On Tue, 2020-10-27 at 10:49 +0200, Mike Rapoport wrote:
> On Mon, Oct 26, 2020 at 06:57:32PM +0000, Edgecombe, Rick P wrote:
> > On Mon, 2020-10-26 at 11:15 +0200, Mike Rapoport wrote:
> > > On Mon, Oct 26, 2020 at 12:38:32AM +0000, Edgecombe, Rick P
> > > wrote:
> > > > On Sun, 2020-10-25 at 12:15 +0200, Mike Rapoport wrote:
> > > > > From: Mike Rapoport <rppt@linux.ibm.com>
> > > > > 
> > > > > When DEBUG_PAGEALLOC or ARCH_HAS_SET_DIRECT_MAP is enabled a
> > > > > page
> > > > > may
> > > > > be
> > > > > not present in the direct map and has to be explicitly mapped
> > > > > before
> > > > > it
> > > > > could be copied.
> > > > > 
> > > > > On arm64 it is possible that a page would be removed from the
> > > > > direct
> > > > > map
> > > > > using set_direct_map_invalid_noflush() but
> > > > > __kernel_map_pages()
> > > > > will
> > > > > refuse
> > > > > to map this page back if DEBUG_PAGEALLOC is disabled.
> > > > 
> > > > It looks to me that arm64 __kernel_map_pages() will still
> > > > attempt
> > > > to
> > > > map it if rodata_full is true, how does this happen?
> > > 
> > > Unless I misread the code, arm64 requires both rodata_full and
> > > debug_pagealloc_enabled() to be true for __kernel_map_pages() to
> > > do
> > > anything.
> > > But rodata_full condition applies to set_direct_map_*_noflush()
> > > as
> > > well,
> > > so with !rodata_full the linear map won't be ever changed.
> > 
> > Hmm, looks to me that __kernel_map_pages() will only skip it if
> > both
> > debug pagealloc and rodata_full are false.
> > 
> > But now I'm wondering if maybe we could simplify things by just
> > moving
> > the hibernate unmapped page logic off of the direct map. On x86,
> > text_poke() used to use this reserved fixmap pte thing that it
> > could
> > rely on to remap memory with. If hibernate had some separate pte
> > for
> > remapping like that, then we could not have any direct map
> > restrictions
> > caused by it/kernel_map_pages(), and it wouldn't have to worry
> > about
> > relying on anything else.
> 
> Well, there is map_kernel_range() that can be used by hibernation as
> there is no requirement for particular virtual address, but that
> would
> be quite costly if done for every page.
> 
> Maybe we can do somthing like
> 
> 	if (kernel_page_present(s_page)) {
> 		do_copy_page(dst, page_address(s_page));
> 	} else {
> 		map_kernel_range_noflush(page_address(page), PAGE_SIZE,
> 					 PROT_READ, &page);
> 		do_copy_page(dst, page_address(s_page));
> 		unmap_kernel_range_noflush(page_address(page),
> PAGE_SIZE);
> 	}
> 
> But it seems that a prerequisite for changing the way a page is
> mapped
> in safe_copy_page() would be to teach hibernation that a mapping here
> may fail.
> 
Yea that is what I meant, the direct map could still be used for mapped
pages.

But for the unmapped case it could have a pre-setup 4k pte for some non
direct map address. Then just change the pte to point to any unmapped
direct map page that was encountered. The point would be to give
hibernate some 4k pte of its own to manipulate so that it can't fail.

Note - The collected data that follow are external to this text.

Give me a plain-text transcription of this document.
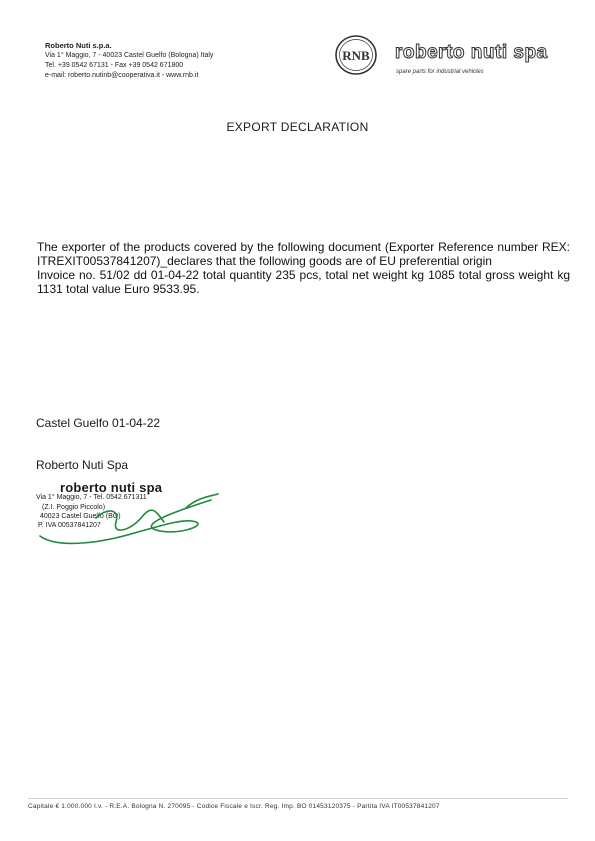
Roberto Nuti s.p.a.
Via 1° Maggio, 7 - 40023 Castel Guelfo (Bologna) Italy
Tel. +39 0542 67131 - Fax +39 0542 671800
e-mail: roberto.nutinb@cooperativa.it - www.rnb.it
RNB roberto nuti spa
spare parts for industrial vehicles
EXPORT DECLARATION

The exporter of the products covered by the following document (Exporter Reference number REX: ITREXIT00537841207)_declares that the following goods are of EU preferential origin

Invoice no. 51/02 dd 01-04-22 total quantity 235 pcs, total net weight kg 1085 total gross weight kg 1131 total value Euro 9533.95.

Castel Guelfo 01-04-22
Roberto Nuti Spa
roberto nuti spa
Via 1° Maggio, 7 - Tel. 0542.671311
(Z.I. Poggio Piccolo)
40023 Castel Guelfo (BO)
P. IVA 00537841207
Capitale € 1.000.000 I.v. - R.E.A. Bologna N. 270095 - Codice Fiscale e Iscr. Reg. Imp. BO 01453120375 - Partita IVA IT00537841207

Yet another option would be have hibernate_map_page() just map large
pages if it finds them.

So we could teach hibernate to handle mapping failures, OR we could
change it so it doesn't rely on direct map page sizes in order to
succeed. The latter seems better to me since there isn't a reason why
it should have to fail and the resulting logic might be simpler. Both
seem like improvements in robustness though.